Future perspectives in HSE research and possible immunotherapeutic options. (A) Sampling from different compartments in the body from patients with herpes simplex virus encephalitis (HSE), including peripheral blood, CSF and deep cervical lymph nodes (dCLNs) is illustrated. Immune cells can be separated using fluorescence-activated cell sorting (FACS) and individual populations can be analysed using high-throughput single cell RNA-sequencing through a 10× genomics chromium plate—for example—and analysed using an RNA sequencer to generate intercompartmental genomic expression data. (B) Phage-immunoprecipitation and sequencing (PhIP-Seq) process begins with a T7-peptide library generated from DNA sequences encoding 36-amino acid peptides from 24 329 open reading frames. DNA sequences are amplified and cloned into a T7 phage, which is then mixed with patient samples containing autoantibodies for immunoprecipitation by capture via magnetic beads.

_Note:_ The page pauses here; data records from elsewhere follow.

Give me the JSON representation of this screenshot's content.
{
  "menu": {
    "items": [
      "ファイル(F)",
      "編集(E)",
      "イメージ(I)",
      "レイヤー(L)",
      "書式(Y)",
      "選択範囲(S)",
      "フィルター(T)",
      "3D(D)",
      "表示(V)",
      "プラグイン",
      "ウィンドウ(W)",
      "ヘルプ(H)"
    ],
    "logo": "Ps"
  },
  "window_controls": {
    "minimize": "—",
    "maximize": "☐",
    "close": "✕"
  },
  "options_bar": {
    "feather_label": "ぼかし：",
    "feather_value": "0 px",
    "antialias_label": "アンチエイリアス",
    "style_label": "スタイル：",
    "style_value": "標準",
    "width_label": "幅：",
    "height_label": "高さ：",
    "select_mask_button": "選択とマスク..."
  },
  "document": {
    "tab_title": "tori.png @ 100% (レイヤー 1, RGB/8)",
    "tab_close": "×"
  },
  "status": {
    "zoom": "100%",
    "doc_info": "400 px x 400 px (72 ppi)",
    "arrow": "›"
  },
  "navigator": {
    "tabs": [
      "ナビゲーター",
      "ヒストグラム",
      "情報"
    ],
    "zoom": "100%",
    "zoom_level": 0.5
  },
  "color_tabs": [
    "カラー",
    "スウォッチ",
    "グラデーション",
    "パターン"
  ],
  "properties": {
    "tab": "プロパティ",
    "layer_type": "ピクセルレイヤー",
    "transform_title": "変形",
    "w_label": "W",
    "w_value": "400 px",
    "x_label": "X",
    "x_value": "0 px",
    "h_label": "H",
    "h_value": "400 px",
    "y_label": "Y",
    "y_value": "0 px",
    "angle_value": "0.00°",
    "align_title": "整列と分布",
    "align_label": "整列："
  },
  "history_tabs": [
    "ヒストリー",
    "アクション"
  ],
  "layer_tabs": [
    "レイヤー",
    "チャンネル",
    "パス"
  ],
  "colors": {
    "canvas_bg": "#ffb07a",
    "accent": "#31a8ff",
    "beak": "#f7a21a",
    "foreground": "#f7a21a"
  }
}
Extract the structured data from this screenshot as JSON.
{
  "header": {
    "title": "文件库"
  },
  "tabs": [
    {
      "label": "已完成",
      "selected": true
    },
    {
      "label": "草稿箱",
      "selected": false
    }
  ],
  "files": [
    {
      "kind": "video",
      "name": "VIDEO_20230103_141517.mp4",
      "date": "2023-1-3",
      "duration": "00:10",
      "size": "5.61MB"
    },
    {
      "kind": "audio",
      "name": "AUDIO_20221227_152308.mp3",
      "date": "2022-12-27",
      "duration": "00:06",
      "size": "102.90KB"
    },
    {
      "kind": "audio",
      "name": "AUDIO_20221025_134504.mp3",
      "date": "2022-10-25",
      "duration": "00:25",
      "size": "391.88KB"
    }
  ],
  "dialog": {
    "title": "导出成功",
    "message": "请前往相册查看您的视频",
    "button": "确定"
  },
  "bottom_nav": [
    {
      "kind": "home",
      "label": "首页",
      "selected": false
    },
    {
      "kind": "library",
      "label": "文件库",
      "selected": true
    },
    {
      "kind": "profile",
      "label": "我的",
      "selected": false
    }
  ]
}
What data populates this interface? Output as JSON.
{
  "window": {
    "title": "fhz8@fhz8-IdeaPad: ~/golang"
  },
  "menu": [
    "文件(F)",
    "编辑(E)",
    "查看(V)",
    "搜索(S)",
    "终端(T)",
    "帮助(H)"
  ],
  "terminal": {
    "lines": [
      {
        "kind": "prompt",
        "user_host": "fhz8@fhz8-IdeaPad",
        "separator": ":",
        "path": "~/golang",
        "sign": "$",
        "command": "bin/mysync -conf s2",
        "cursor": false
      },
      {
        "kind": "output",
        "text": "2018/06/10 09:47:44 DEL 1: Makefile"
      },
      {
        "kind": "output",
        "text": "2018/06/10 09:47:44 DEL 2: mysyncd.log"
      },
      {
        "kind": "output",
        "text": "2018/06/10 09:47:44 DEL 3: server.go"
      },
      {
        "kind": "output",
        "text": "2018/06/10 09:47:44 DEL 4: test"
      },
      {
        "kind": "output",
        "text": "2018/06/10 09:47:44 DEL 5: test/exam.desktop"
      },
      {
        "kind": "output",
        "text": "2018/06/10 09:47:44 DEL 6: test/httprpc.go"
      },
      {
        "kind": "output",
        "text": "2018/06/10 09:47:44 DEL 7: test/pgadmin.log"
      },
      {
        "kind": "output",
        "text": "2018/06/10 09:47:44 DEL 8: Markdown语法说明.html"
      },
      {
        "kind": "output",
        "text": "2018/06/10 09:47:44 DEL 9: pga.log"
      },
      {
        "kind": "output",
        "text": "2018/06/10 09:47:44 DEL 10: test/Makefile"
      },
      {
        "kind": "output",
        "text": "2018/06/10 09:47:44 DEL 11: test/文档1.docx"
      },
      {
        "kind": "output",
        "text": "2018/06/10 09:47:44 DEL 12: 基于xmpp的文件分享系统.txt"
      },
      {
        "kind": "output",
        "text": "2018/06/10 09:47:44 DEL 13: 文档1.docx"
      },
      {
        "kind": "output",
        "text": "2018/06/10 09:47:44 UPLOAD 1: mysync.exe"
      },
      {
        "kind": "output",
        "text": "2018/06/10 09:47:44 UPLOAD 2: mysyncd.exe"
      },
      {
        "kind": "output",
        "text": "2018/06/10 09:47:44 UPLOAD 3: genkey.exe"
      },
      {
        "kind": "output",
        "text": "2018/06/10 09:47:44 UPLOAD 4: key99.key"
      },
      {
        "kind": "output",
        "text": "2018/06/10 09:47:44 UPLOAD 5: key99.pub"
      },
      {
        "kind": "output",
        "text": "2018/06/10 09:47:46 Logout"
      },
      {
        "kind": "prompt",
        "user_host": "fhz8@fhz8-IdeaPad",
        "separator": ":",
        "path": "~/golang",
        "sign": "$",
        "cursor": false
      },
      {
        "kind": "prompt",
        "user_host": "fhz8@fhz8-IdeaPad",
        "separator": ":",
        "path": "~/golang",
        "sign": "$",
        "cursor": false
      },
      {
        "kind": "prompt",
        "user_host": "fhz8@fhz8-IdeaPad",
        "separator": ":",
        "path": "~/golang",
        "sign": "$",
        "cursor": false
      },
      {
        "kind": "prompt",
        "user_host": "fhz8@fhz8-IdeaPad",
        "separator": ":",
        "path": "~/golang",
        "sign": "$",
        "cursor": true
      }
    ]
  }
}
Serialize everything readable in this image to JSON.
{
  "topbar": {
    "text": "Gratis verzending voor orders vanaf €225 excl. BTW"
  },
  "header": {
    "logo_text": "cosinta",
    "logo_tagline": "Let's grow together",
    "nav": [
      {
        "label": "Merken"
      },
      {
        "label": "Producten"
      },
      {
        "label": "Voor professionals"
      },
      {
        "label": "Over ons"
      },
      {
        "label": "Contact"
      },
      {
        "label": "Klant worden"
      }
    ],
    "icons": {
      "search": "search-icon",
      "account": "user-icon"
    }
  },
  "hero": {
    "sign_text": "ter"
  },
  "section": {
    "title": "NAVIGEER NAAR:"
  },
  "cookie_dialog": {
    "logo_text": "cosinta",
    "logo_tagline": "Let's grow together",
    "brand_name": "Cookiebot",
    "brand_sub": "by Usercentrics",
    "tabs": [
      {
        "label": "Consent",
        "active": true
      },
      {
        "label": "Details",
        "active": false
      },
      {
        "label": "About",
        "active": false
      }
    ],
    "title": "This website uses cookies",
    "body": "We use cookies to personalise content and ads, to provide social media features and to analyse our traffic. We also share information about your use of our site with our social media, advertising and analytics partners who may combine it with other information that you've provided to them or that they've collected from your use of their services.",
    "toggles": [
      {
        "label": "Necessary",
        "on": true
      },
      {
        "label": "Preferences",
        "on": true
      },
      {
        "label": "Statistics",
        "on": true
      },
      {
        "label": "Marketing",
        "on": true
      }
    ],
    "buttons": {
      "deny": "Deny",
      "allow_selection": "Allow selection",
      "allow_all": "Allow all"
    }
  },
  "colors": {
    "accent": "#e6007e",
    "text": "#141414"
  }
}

Immunoprecipitated DNA from respective phages are recovered and PCR amplified to be stored and analysed within a sequencing library. (C) Illustrates potential immunotherapeutic options in patients with HSE or post-HSE autoimmune encephalitis that require further research to support their clinical utility. ⊕ = stimulation; ⊖ = inhibition; FcγR = the receptors for the Fc region of IgG; ICAM-1 = intercellular cell adhesion molecule 1; IVIg = intravenous immunoglobulin; PLEX = plasma exchange; Th = T helper cells; Treg = regulatory T cell; VCAM-1 = vascular cell adhesion molecule 1.